A visit to Mae Hong Son isn’t complete without a trip to the hilltop temple of Wat Phra That Doi Kong Mu (Doi Kong Mu is the name of the hill on which the temple stands). The temple is particularly atmospheric in the early morning with mist and low cloud often filling the valley below. By midday, the warmth of the sun usually clears the air to leave stunning views of the valley below and mountains beyond.
There is a strong Burmese influence to Wat Phra That Doi Kong Mu. Formerly known as ‘Wat Plai Doi’, the temple has two Burmese-style white chedis (pagodas). The larger of the two was built in 1860 and contains the relics of an important monk, Phra Maha Mok Kallana Thera, one of the disciples of the Buddha. The relics were brought to Mae Hong Son by migrants from Burma who built the pagoda. The smaller, second chedi was built in 1874 by Phraya Singhanat Racha, the first governor of Mae Hong Son. A statue of the governor is located at the foot of Doi Kong Mu.

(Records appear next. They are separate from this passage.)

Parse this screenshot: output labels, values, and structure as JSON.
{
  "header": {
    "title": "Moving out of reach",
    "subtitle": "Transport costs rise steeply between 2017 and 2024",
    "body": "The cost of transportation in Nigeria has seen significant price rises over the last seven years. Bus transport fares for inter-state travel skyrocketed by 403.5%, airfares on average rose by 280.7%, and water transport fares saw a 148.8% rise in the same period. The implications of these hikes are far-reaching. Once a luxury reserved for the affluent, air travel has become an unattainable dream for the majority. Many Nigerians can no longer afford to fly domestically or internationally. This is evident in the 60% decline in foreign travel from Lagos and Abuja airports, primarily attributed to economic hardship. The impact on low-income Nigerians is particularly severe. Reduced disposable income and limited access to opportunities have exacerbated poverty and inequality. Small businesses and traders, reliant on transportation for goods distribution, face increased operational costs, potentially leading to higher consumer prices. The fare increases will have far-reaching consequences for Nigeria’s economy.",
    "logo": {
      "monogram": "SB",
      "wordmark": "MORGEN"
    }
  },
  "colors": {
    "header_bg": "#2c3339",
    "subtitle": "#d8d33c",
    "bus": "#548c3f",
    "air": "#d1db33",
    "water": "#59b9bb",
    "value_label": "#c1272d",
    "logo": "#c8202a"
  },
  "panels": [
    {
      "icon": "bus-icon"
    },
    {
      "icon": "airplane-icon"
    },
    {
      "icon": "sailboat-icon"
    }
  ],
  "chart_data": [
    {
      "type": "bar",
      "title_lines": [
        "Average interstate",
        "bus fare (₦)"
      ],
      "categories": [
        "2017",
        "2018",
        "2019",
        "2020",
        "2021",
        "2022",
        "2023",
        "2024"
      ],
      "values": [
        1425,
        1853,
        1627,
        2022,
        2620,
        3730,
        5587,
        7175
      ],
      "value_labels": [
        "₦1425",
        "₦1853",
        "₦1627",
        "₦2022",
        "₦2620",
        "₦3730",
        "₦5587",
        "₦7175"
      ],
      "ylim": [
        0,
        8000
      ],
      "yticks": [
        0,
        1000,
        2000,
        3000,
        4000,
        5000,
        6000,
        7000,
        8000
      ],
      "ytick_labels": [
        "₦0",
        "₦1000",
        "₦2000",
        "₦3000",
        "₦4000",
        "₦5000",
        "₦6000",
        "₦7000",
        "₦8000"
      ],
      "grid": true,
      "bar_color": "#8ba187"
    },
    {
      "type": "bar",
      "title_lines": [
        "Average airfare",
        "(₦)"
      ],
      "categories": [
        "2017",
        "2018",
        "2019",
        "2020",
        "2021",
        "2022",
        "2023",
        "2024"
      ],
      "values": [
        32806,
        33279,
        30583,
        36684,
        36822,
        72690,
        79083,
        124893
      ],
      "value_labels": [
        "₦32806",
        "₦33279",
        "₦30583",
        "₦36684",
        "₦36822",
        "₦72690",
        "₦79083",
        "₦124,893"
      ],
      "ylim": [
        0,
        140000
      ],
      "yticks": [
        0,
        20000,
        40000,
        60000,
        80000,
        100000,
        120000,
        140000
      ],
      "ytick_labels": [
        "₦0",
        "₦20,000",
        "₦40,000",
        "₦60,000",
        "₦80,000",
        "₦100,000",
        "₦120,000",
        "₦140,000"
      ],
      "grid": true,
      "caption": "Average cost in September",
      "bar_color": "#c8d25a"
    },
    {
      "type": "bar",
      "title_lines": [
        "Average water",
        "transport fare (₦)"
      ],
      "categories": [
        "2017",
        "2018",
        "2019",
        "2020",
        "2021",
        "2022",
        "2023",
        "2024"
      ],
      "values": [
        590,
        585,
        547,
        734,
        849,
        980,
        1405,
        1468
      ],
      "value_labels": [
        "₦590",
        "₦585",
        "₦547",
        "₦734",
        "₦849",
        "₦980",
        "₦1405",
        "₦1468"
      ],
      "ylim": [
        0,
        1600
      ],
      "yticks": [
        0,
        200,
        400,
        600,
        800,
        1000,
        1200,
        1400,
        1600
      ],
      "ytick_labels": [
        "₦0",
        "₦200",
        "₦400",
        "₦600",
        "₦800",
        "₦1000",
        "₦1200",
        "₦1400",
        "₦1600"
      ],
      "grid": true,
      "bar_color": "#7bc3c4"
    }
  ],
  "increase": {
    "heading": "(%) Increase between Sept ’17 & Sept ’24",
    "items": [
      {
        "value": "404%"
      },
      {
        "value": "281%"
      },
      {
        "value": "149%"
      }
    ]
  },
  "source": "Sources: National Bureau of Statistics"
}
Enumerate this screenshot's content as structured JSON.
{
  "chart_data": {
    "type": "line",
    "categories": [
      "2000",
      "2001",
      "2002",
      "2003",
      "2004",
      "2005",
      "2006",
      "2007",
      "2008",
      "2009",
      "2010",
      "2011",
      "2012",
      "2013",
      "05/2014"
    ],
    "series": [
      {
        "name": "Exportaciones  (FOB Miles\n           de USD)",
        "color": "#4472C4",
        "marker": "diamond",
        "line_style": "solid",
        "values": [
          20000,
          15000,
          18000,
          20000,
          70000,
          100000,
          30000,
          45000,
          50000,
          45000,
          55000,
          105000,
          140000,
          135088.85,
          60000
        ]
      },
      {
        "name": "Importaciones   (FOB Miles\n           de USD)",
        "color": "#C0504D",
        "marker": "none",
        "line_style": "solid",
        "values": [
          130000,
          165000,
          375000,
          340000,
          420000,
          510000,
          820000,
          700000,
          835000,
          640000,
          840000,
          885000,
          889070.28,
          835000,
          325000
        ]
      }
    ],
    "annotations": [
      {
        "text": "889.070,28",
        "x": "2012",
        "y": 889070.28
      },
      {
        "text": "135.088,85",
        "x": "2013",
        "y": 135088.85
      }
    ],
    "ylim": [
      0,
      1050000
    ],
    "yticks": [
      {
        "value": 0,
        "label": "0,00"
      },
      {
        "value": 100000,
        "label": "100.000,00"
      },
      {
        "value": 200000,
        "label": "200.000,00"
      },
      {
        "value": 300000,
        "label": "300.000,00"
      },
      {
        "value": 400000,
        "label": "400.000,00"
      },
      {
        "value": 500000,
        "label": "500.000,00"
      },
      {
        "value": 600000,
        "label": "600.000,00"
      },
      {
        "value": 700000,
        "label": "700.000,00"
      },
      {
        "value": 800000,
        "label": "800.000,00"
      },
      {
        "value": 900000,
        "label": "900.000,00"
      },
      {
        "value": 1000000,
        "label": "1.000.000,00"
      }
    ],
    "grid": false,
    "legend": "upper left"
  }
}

To the rear of the temple is a coffee shop with more sweeping views of the lush Mae Hong Son countryside.
You’ll also notice the number 1,864 figures prominently on souvenirs for sale at stalls within the temple grounds. According to the Mae Hong Son Chamber of Commerce, there are 1,864 curves on Route 108, the highway from Chiang Mai province via Mae Sariang, to the top of Wat Phra That Doi Kong Mu.
It’s possible to walk to the temple from the centre of Mae Hong Son town, but it will involve a fair amount of effort and shouldn’t be undertaken lightly. If you don’t have your own transport and don’t like the idea of a long and tiring walk, you can arrange to visit Wat Phra That Doi Kong Mu as part of a tour at any Mae Hong Son travel agency. You also have the option of negotiating with a motorbike taxi (usually found around the market areas in the centre of town) to take you there and back. Expect to pay at least 100 Baht for a motorbike taxi.